Question Answering (QA) has been a long-standing research topic in AI and NLP fields, and a wealth of studies have been conducted to attempt to equip QA systems with human-level reasoning capability. To approximate the complicated human reasoning process, state-of-the-art QA systems commonly use pre-trained language models (LMs) to access knowledge encoded in LMs together with elaborately designed modules based on Graph Neural Networks (GNNs) to perform reasoning over knowledge graphs (KGs). However, many problems remain open regarding the reasoning functionality of these GNN-based modules. Can these GNN-based modules really perform a complex reasoning process?

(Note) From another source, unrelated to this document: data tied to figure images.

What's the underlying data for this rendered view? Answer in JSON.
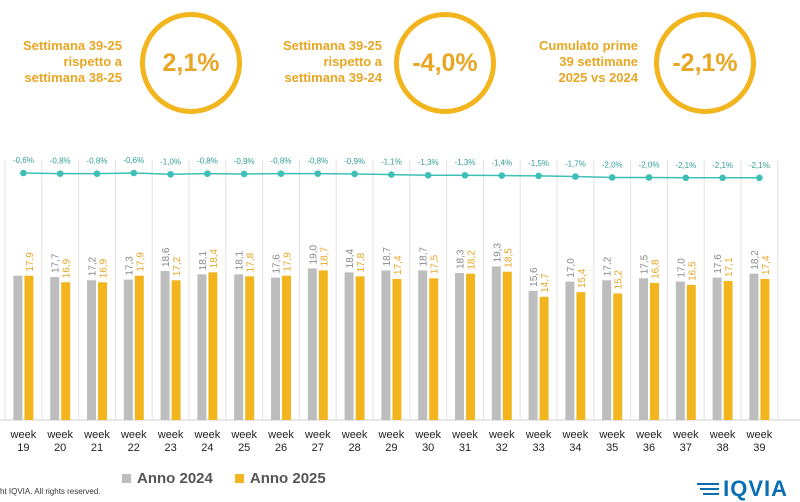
{
  "kpis": [
    {
      "label": "Settimana 39-25\nrispetto a\nsettimana 38-25",
      "value": "2,1%"
    },
    {
      "label": "Settimana 39-25\nrispetto a\nsettimana 39-24",
      "value": "-4,0%"
    },
    {
      "label": "Cumulato prime\n39 settimane\n2025 vs 2024",
      "value": "-2,1%"
    }
  ],
  "colors": {
    "series2024": "#BDBDBD",
    "series2025": "#F2B51D",
    "line": "#3DBFB6",
    "kpi": "#E8A623"
  },
  "chart_data": {
    "type": "bar",
    "categories": [
      "week\n19",
      "week\n20",
      "week\n21",
      "week\n22",
      "week\n23",
      "week\n24",
      "week\n25",
      "week\n26",
      "week\n27",
      "week\n28",
      "week\n29",
      "week\n30",
      "week\n31",
      "week\n32",
      "week\n33",
      "week\n34",
      "week\n35",
      "week\n36",
      "week\n37",
      "week\n38",
      "week\n39"
    ],
    "series": [
      {
        "name": "Anno 2024",
        "values": [
          17.9,
          17.7,
          17.2,
          17.3,
          18.6,
          18.1,
          18.1,
          17.6,
          19.0,
          18.4,
          18.7,
          18.7,
          18.3,
          19.3,
          15.6,
          17.0,
          17.2,
          17.5,
          17.0,
          17.6,
          18.2
        ],
        "labels": [
          "",
          "17,7",
          "17,2",
          "17,3",
          "18,6",
          "18,1",
          "18,1",
          "17,6",
          "19,0",
          "18,4",
          "18,7",
          "18,7",
          "18,3",
          "19,3",
          "15,6",
          "17,0",
          "17,2",
          "17,5",
          "17,0",
          "17,6",
          "18,2"
        ]
      },
      {
        "name": "Anno 2025",
        "values": [
          17.9,
          16.9,
          16.9,
          17.9,
          17.2,
          18.4,
          17.8,
          17.9,
          18.7,
          17.8,
          17.4,
          17.5,
          18.2,
          18.5,
          14.7,
          15.4,
          15.2,
          16.8,
          16.5,
          17.1,
          17.4
        ],
        "labels": [
          "17,9",
          "16,9",
          "16,9",
          "17,9",
          "17,2",
          "18,4",
          "17,8",
          "17,9",
          "18,7",
          "17,8",
          "17,4",
          "17,5",
          "18,2",
          "18,5",
          "14,7",
          "15,4",
          "15,2",
          "16,8",
          "16,5",
          "17,1",
          "17,4"
        ]
      }
    ],
    "line_series": {
      "values": [
        -0.6,
        -0.8,
        -0.8,
        -0.6,
        -1.0,
        -0.8,
        -0.9,
        -0.8,
        -0.8,
        -0.9,
        -1.1,
        -1.3,
        -1.3,
        -1.4,
        -1.5,
        -1.7,
        -2.0,
        -2.0,
        -2.1,
        -2.1,
        -2.1
      ],
      "labels": [
        "-0,6%",
        "-0,8%",
        "-0,8%",
        "-0,6%",
        "-1,0%",
        "-0,8%",
        "-0,9%",
        "-0,8%",
        "-0,8%",
        "-0,9%",
        "-1,1%",
        "-1,3%",
        "-1,3%",
        "-1,4%",
        "-1,5%",
        "-1,7%",
        "-2,0%",
        "-2,0%",
        "-2,1%",
        "-2,1%",
        "-2,1%"
      ]
    }
  },
  "legend": {
    "item2024": "Anno 2024",
    "item2025": "Anno 2025"
  },
  "footer": {
    "copyright": "ht IQVIA. All rights reserved.",
    "logo": "IQVIA"
  }
}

Are they under- or over-complicated for QA? To open the black box of GNN and investigate these problems, we dissect state-of-the-art GNN modules for QA and analyze their reasoning capability. We discover that even a very simple graph neural counter can outperform all the existing GNN modules on CommonsenseQA and OpenBookQA, two popular QA benchmark datasets which heavily rely on knowledge-aware reasoning. Our work reveals that existing knowledge-aware GNN modules may only carry out some simple reasoning such as counting. It remains a challenging open problem to build comprehensive reasoning modules for knowledge-powered QA.